En el cuerpo del poema se suceden los cambios: usa primero “boda” que después transforma en “abuela”, concepto que, aparte de constituir una imagen mas entrañable nos sumerge en el paso del tiempo, en la antigüedad, en lo remoto. En el segundo verso manuscrito, “sería algún pan que se quedo de luto” pasa a un gerundio que se suma al ritmo del poema y además indica permanencia: el pan no tan solo se quedó sino de alguna manera, “tiesa”, continúa en su tarea de guardar el luto. Después quita el vocablo “cosa” y coloca su lugar buscando precisión “cuadro” y de paso reiterar, recordar, que se trata de una determinada y sabida ausencia.
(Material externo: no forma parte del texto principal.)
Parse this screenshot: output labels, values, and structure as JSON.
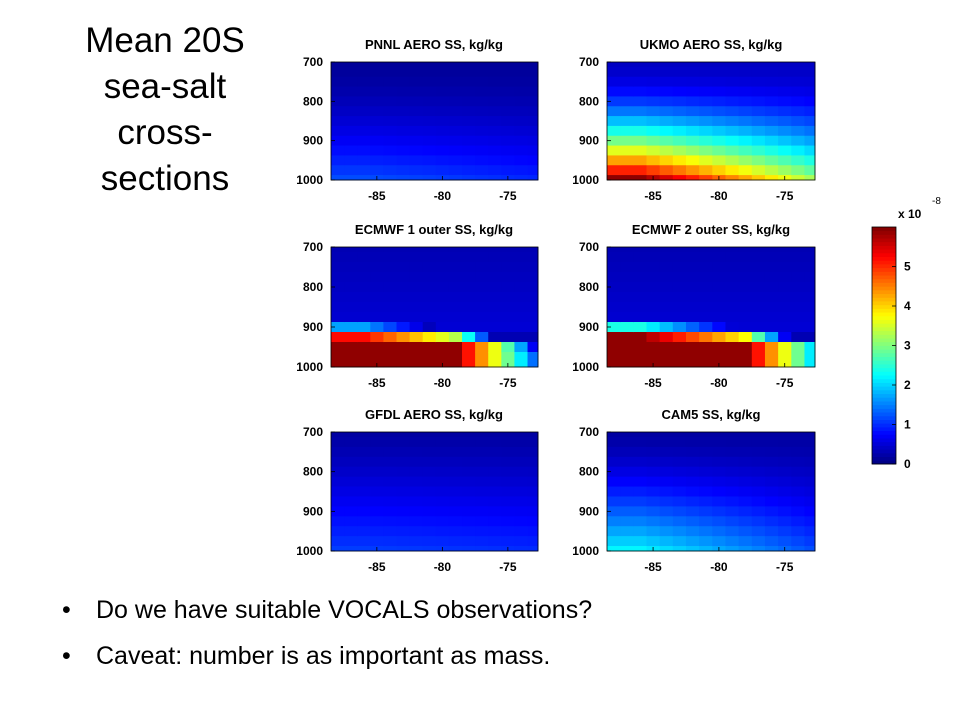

A continuación vemos que duda entre un inicial “cuidadoso” y “con cuidado” para volver de nuevo a la palabra que escoge definitivamente, “cuidadoso”. En el siguiente verso, el poeta hace una trasformación esencial: ha usado primero el adjetivo “amoroso”, mas no le convence, ¿tal vez porque reduce o ciñe en exceso? Usa, pues, “anhelante”, abriendo de esta forma el abanico de las emociones.

El cambio del tercer verso de la segunda estrofa, es para mí muy significativo: originalmente puede saberse que decía “quién preguntó está bien o lo subimos” que da lugar a “quién preguntó qué tal di vida mía”, con el cual se crea un ámbito de cotidianidad, de lenguaje de hablar en casa, desaparece el acto físico de subir o bajar el cuadro y se sustituye por una expresión conversacional, de diálogo, de comunicación espiritual, y sublimiza con la duda la acción común de colgar un cuadro.

Siguen otros cambios: al eliminar el posesivo “su” y poner a cambió un qué, “qué presente”, una vez más se coloca la interrogación que amplia la dimensión de los narrado de mera afirmación a casi una demanda ontológica.

En la última estrofa se empezaba originalmente con un “solo esta el clavo”, desechado quizás porque materializa demasiado la “nada” de la mancha. El verso “dónde murmura el que jamás murmura”, varía a “dónde murmura el que jamás oímos” hasta quedar con el hermoso e intrigante “Dónde comenta el de la boca fría”. En el antepenúltimo verso es eliminado el adverbio “donde”, probablemente para evitar la repetición y una coma es tachada en azulito como todos los cambios anteriores para articular la frase con una peculiar sintaxis.

Finalmente suprime el vocablo “nadie” que aludiría a una presencia en negativo y lo transforme en “el aire”, de nuevo algo que no se ve, pero está, definitivamente un hallazgo poético.

Esperemos que en algún momento se pudiese hacer una segunda edición, con recursos más exquisitos, donde la letra de los manuscritos no quede en tamaño tan reducido, a ratos, borrosa. Esta compilación podría ser un libro valioso, no sólo por el contenido, sino también por la forma.

Eliseo Diego con estos manuscritos además de dejarnos de herencia el tiempo, nos dejó también el rastro, la huella de su alquimia y, sin lugar a dudas, la continuación del misterio.

[1] Poemas manuscritos, Eliseo Diego, selección y presentación de Josefina de Diego, Editorial Letras Cubanas, 2005, 105 pags.

 

[2] Poemas manuscritos, nota de Presentación de Josefina de Diego, Ob. cit, p. 5.

[3] Ibidem p. 6.

[4] Este es el poema en su versión definitiva. Ob. cit p. 55

 

LA MANCHA

 

Qué cuadro estuvo donde está la mancha,

sería el retrato de una abuela oscura,

sería un paisaje a campo triste y raso,

sería algún pan guardando tieso el luto,

qué cuadro estuvo donde está la nada.

 

Quién cuidadoso lo colgó del clavo,

quién lo miró anhelante desde lejos,

quién preguntó qué tal di vida mía,

quién se secó el sudor de qué presente,

qué puso allí que pudo más la nada.

 

Dónde comenta el de la boca fría,

será en la sala oh baile de la luna,

será en el comedor preside el polvo,

será en el hueco donde duerme el aire

que está el silencio murmurando nada.